No one knows for certain what will happen if an errant drone crashes into a passenger jet. Maybe nothing — birds collide with planes all the time with little consequence. But not always. From time to time, a little bird causes big damage to an airplane.
Who wants to find out for sure? Better to keep drones and planes well out of each other’s way. One important step is for Congress to pass the Federal Aviation Administration reauthorization bill that’s working its way through the Senate this month. Among many other things, the bill adopts some of the strictest regulations for commercial and hobby drones yet. It’s way past time to start getting a handle on these flying robots.
Significantly, the bill would require the industry to develop new safety standards for unmanned aerial vehicles — UAVs in industry parlance — that will likely mandate technology that stops drones from flying into restricted airspace. That wouldn’t be a huge hurdle for the industry; DJI, one of the major consumer drone manufacturers, has started including this capability, called geo-fencing, into its drones.
One of the provisions would require the government to develop a method to identify remotely the operators and owners of drones while they are in the air.
The necessity of such a step was highlighted a few weeks ago when the pilot of a Lufthansa A380 passenger jet reported that a drone passed within 200 feet of the plane as it approached Los Angeles International Airport. The plane was flying at about 5,000 feet. Drones are not supposed to fly above 400 feet. They do anyhow. Last year, hundreds of pilots reported seeing drones flying way too close for comfort.
The drone that crossed paths with the Lufthansa plane was never identified by the FAA, but under the new rules proposed in the bill, reckless drones in the future may be. One of the provisions would require the government to develop a method to identify remotely the operators and owners of drones while they are in the air. The FAA set up a mandatory drone registration system last year, but fewer than half of the estimated drone owners have registered and there’s no mechanism to identify them.
The consumer drone revolution sneaked up on most Americans, turning the devices from a novelty into a nuisance seemingly overnight. Last summer, stories of drones blundering into aerial firefighting operations in California woke up the public to both the proliferation and the inherent dangers of a technology so sophisticated and powerful that anyone can have one flying thousands of feet in the air within minutes.

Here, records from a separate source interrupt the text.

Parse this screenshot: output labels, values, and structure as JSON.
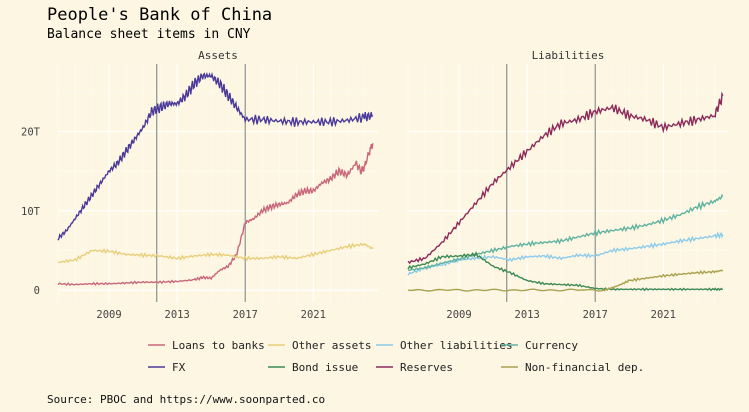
{
  "chart_data": {
    "type": "line",
    "title": "People's Bank of China",
    "subtitle": "Balance sheet items in CNY",
    "source": "Source: PBOC and https://www.soonparted.co",
    "x_ticks": [
      "2009",
      "2013",
      "2017",
      "2021"
    ],
    "y_ticks": [
      "0",
      "10T",
      "20T"
    ],
    "xlim": [
      2006.0,
      2024.8
    ],
    "ylim": [
      -1.5,
      28.5
    ],
    "vlines": [
      2011.8,
      2017.0
    ],
    "legend_position": "bottom",
    "panels": [
      {
        "title": "Assets",
        "series": [
          {
            "name": "Loans to banks",
            "color": "#c9677a",
            "x": [
              2006.0,
              2007.0,
              2008.0,
              2009.0,
              2010.0,
              2011.0,
              2012.0,
              2013.0,
              2014.0,
              2014.5,
              2015.0,
              2015.5,
              2016.0,
              2016.5,
              2017.0,
              2017.5,
              2018.0,
              2018.5,
              2019.0,
              2019.5,
              2020.0,
              2020.5,
              2021.0,
              2021.5,
              2022.0,
              2022.5,
              2023.0,
              2023.5,
              2023.8,
              2024.0,
              2024.3,
              2024.5
            ],
            "values": [
              0.8,
              0.7,
              0.8,
              0.8,
              0.9,
              1.0,
              1.0,
              1.1,
              1.3,
              1.6,
              1.5,
              2.5,
              3.0,
              4.5,
              8.5,
              9.0,
              10.0,
              10.5,
              10.8,
              11.0,
              12.0,
              12.5,
              12.5,
              13.5,
              14.0,
              15.0,
              14.5,
              16.0,
              15.0,
              15.5,
              17.5,
              18.5
            ]
          },
          {
            "name": "Other assets",
            "color": "#e8cf7a",
            "x": [
              2006.0,
              2007.0,
              2008.0,
              2009.0,
              2010.0,
              2011.0,
              2012.0,
              2013.0,
              2014.0,
              2015.0,
              2016.0,
              2017.0,
              2018.0,
              2019.0,
              2020.0,
              2021.0,
              2022.0,
              2023.0,
              2024.0,
              2024.5
            ],
            "values": [
              3.5,
              3.8,
              5.0,
              4.9,
              4.5,
              4.4,
              4.3,
              4.0,
              4.3,
              4.5,
              4.4,
              4.0,
              4.0,
              4.2,
              4.0,
              4.5,
              5.0,
              5.5,
              5.8,
              5.2
            ]
          },
          {
            "name": "FX",
            "color": "#4b3a9a",
            "x": [
              2006.0,
              2006.5,
              2007.0,
              2007.5,
              2008.0,
              2008.5,
              2009.0,
              2009.5,
              2010.0,
              2010.5,
              2011.0,
              2011.5,
              2012.0,
              2012.5,
              2013.0,
              2013.5,
              2014.0,
              2014.5,
              2015.0,
              2015.5,
              2016.0,
              2016.5,
              2017.0,
              2018.0,
              2019.0,
              2020.0,
              2021.0,
              2022.0,
              2023.0,
              2024.0,
              2024.5
            ],
            "values": [
              6.5,
              7.5,
              9.0,
              10.5,
              12.0,
              13.5,
              15.0,
              16.0,
              17.5,
              19.0,
              20.5,
              22.5,
              23.0,
              23.5,
              23.5,
              24.5,
              26.0,
              27.0,
              27.0,
              26.0,
              24.5,
              23.0,
              21.5,
              21.5,
              21.3,
              21.2,
              21.2,
              21.2,
              21.4,
              21.8,
              22.0
            ]
          }
        ]
      },
      {
        "title": "Liabilities",
        "series": [
          {
            "name": "Other liabilities",
            "color": "#8ccbea",
            "x": [
              2006.0,
              2007.0,
              2008.0,
              2009.0,
              2010.0,
              2011.0,
              2012.0,
              2013.0,
              2014.0,
              2015.0,
              2016.0,
              2017.0,
              2018.0,
              2019.0,
              2020.0,
              2021.0,
              2022.0,
              2023.0,
              2024.0,
              2024.5
            ],
            "values": [
              2.0,
              2.8,
              3.2,
              3.8,
              4.0,
              4.2,
              3.8,
              4.2,
              4.3,
              4.0,
              4.4,
              4.3,
              5.0,
              5.2,
              5.5,
              5.8,
              6.2,
              6.5,
              6.8,
              7.0
            ]
          },
          {
            "name": "Currency",
            "color": "#5fb3a0",
            "x": [
              2006.0,
              2007.0,
              2008.0,
              2009.0,
              2010.0,
              2011.0,
              2012.0,
              2013.0,
              2014.0,
              2015.0,
              2016.0,
              2017.0,
              2018.0,
              2019.0,
              2020.0,
              2021.0,
              2022.0,
              2023.0,
              2024.0,
              2024.5
            ],
            "values": [
              2.5,
              2.8,
              3.4,
              3.9,
              4.5,
              5.0,
              5.5,
              5.8,
              6.0,
              6.2,
              6.7,
              7.2,
              7.5,
              7.8,
              8.2,
              8.8,
              9.5,
              10.5,
              11.2,
              11.8
            ]
          },
          {
            "name": "Bond issue",
            "color": "#3d8a52",
            "x": [
              2006.0,
              2007.0,
              2008.0,
              2009.0,
              2010.0,
              2011.0,
              2012.0,
              2013.0,
              2014.0,
              2015.0,
              2016.0,
              2017.0,
              2018.0,
              2019.0,
              2020.0,
              2021.0,
              2022.0,
              2023.0,
              2024.0,
              2024.5
            ],
            "values": [
              2.8,
              3.3,
              4.2,
              4.3,
              4.5,
              3.0,
              2.2,
              1.2,
              0.8,
              0.7,
              0.6,
              0.2,
              0.1,
              0.1,
              0.1,
              0.1,
              0.1,
              0.1,
              0.1,
              0.1
            ]
          },
          {
            "name": "Reserves",
            "color": "#8c2a5a",
            "x": [
              2006.0,
              2007.0,
              2008.0,
              2009.0,
              2010.0,
              2011.0,
              2012.0,
              2013.0,
              2014.0,
              2015.0,
              2016.0,
              2017.0,
              2018.0,
              2019.0,
              2020.0,
              2021.0,
              2022.0,
              2023.0,
              2024.0,
              2024.5
            ],
            "values": [
              3.5,
              4.0,
              6.0,
              8.5,
              11.0,
              13.5,
              15.5,
              17.5,
              19.5,
              21.0,
              21.5,
              22.5,
              23.0,
              22.0,
              21.5,
              20.5,
              21.0,
              21.5,
              22.0,
              24.5
            ]
          },
          {
            "name": "Non-financial dep.",
            "color": "#a9a14e",
            "x": [
              2006.0,
              2008.0,
              2010.0,
              2012.0,
              2014.0,
              2016.0,
              2017.5,
              2018.0,
              2018.5,
              2019.0,
              2020.0,
              2021.0,
              2022.0,
              2023.0,
              2024.0,
              2024.5
            ],
            "values": [
              0.0,
              0.0,
              0.0,
              0.0,
              0.0,
              0.0,
              0.0,
              0.3,
              0.7,
              1.2,
              1.5,
              1.8,
              2.0,
              2.2,
              2.3,
              2.5
            ]
          }
        ]
      }
    ],
    "legend": [
      "Loans to banks",
      "Other assets",
      "Other liabilities",
      "Currency",
      "FX",
      "Bond issue",
      "Reserves",
      "Non-financial dep."
    ]
  }
}
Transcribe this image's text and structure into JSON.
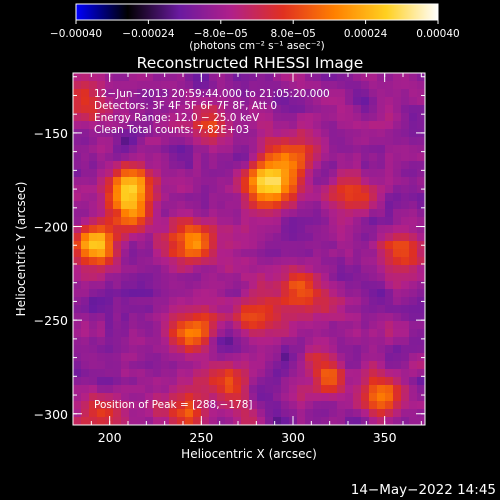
{
  "chart_data": {
    "type": "heatmap",
    "title": "Reconstructed RHESSI Image",
    "xlabel": "Heliocentric X (arcsec)",
    "ylabel": "Heliocentric Y (arcsec)",
    "xlim": [
      180,
      372
    ],
    "ylim": [
      -306,
      -118
    ],
    "x_ticks": [
      {
        "value": 200,
        "label": "200"
      },
      {
        "value": 250,
        "label": "250"
      },
      {
        "value": 300,
        "label": "300"
      },
      {
        "value": 350,
        "label": "350"
      }
    ],
    "y_ticks": [
      {
        "value": -150,
        "label": "−150"
      },
      {
        "value": -200,
        "label": "−200"
      },
      {
        "value": -250,
        "label": "−250"
      },
      {
        "value": -300,
        "label": "−300"
      }
    ],
    "colorbar": {
      "range": [
        -0.0004,
        0.0004
      ],
      "ticks": [
        {
          "value": -0.0004,
          "label": "−0.00040"
        },
        {
          "value": -0.00024,
          "label": "−0.00024"
        },
        {
          "value": -8e-05,
          "label": "−8.0e−05"
        },
        {
          "value": 8e-05,
          "label": "8.0e−05"
        },
        {
          "value": 0.00024,
          "label": "0.00024"
        },
        {
          "value": 0.0004,
          "label": "0.00040"
        }
      ],
      "unit_label": "(photons cm⁻² s⁻¹ asec⁻²)",
      "colors": [
        "#0000ff",
        "#000000",
        "#6a1aa0",
        "#b0208a",
        "#e03020",
        "#ff8000",
        "#ffd020",
        "#ffffff"
      ]
    },
    "annotations": [
      "12−Jun−2013 20:59:44.000 to 21:05:20.000",
      "Detectors: 3F 4F 5F 6F 7F 8F, Att 0",
      "Energy Range: 12.0 − 25.0 keV",
      "Clean     Total counts: 7.82E+03"
    ],
    "peak_label": "Position of Peak = [288,−178]",
    "peak": {
      "x": 288,
      "y": -178
    },
    "bright_regions": [
      {
        "x": 287,
        "y": -178,
        "level": 1.0
      },
      {
        "x": 192,
        "y": -210,
        "level": 0.85
      },
      {
        "x": 212,
        "y": -178,
        "level": 0.7
      },
      {
        "x": 245,
        "y": -208,
        "level": 0.65
      },
      {
        "x": 213,
        "y": -192,
        "level": 0.55
      },
      {
        "x": 300,
        "y": -160,
        "level": 0.5
      },
      {
        "x": 305,
        "y": -235,
        "level": 0.55
      },
      {
        "x": 280,
        "y": -248,
        "level": 0.5
      },
      {
        "x": 245,
        "y": -255,
        "level": 0.55
      },
      {
        "x": 350,
        "y": -290,
        "level": 0.5
      },
      {
        "x": 240,
        "y": -298,
        "level": 0.45
      },
      {
        "x": 360,
        "y": -215,
        "level": 0.45
      },
      {
        "x": 335,
        "y": -185,
        "level": 0.4
      },
      {
        "x": 195,
        "y": -300,
        "level": 0.4
      },
      {
        "x": 185,
        "y": -135,
        "level": 0.4
      },
      {
        "x": 255,
        "y": -145,
        "level": 0.35
      },
      {
        "x": 320,
        "y": -280,
        "level": 0.45
      },
      {
        "x": 265,
        "y": -285,
        "level": 0.4
      }
    ]
  },
  "footer": {
    "date": "14−May−2022 14:45"
  }
}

Not all of the drone provisions in the bill have merit. Manufacturers are legitimately concerned that the language will result in an approval process for safety standards that could create a bottleneck for new models. Another provision, preempting cities and states from adopting their own rules for drones, needs tweaking. It makes sense for Congress to preempt local rules that would create a messy patchwork of regulations over drone manufacturing, safety standards and most use of airspace. At the same time, however, there must be some recognition that cities and states have a role in determining how drones are used in their communities in the future.
But we have a good inkling of what is to come: drones delivering pizzas, books and all manner of other consumer goods, if the likes of Amazon and Google have their way. And they probably will, which will entail the development of aerial drone thoroughfares through cities and towns. Cities and states ought to have some ability to make land-use decisions about where to place those pathways.
Sen. Dianne Feinstein (D-Calif.), whose Consumer Drone Safety Act helped shape this bill, has offered an amendment with two other senators that would limit federal preemption to drone manufacture and design. That’s a good place to start. While it’s important to make sure that the skies are safe today, communities must be allowed to prepare for the challenges of tomorrow.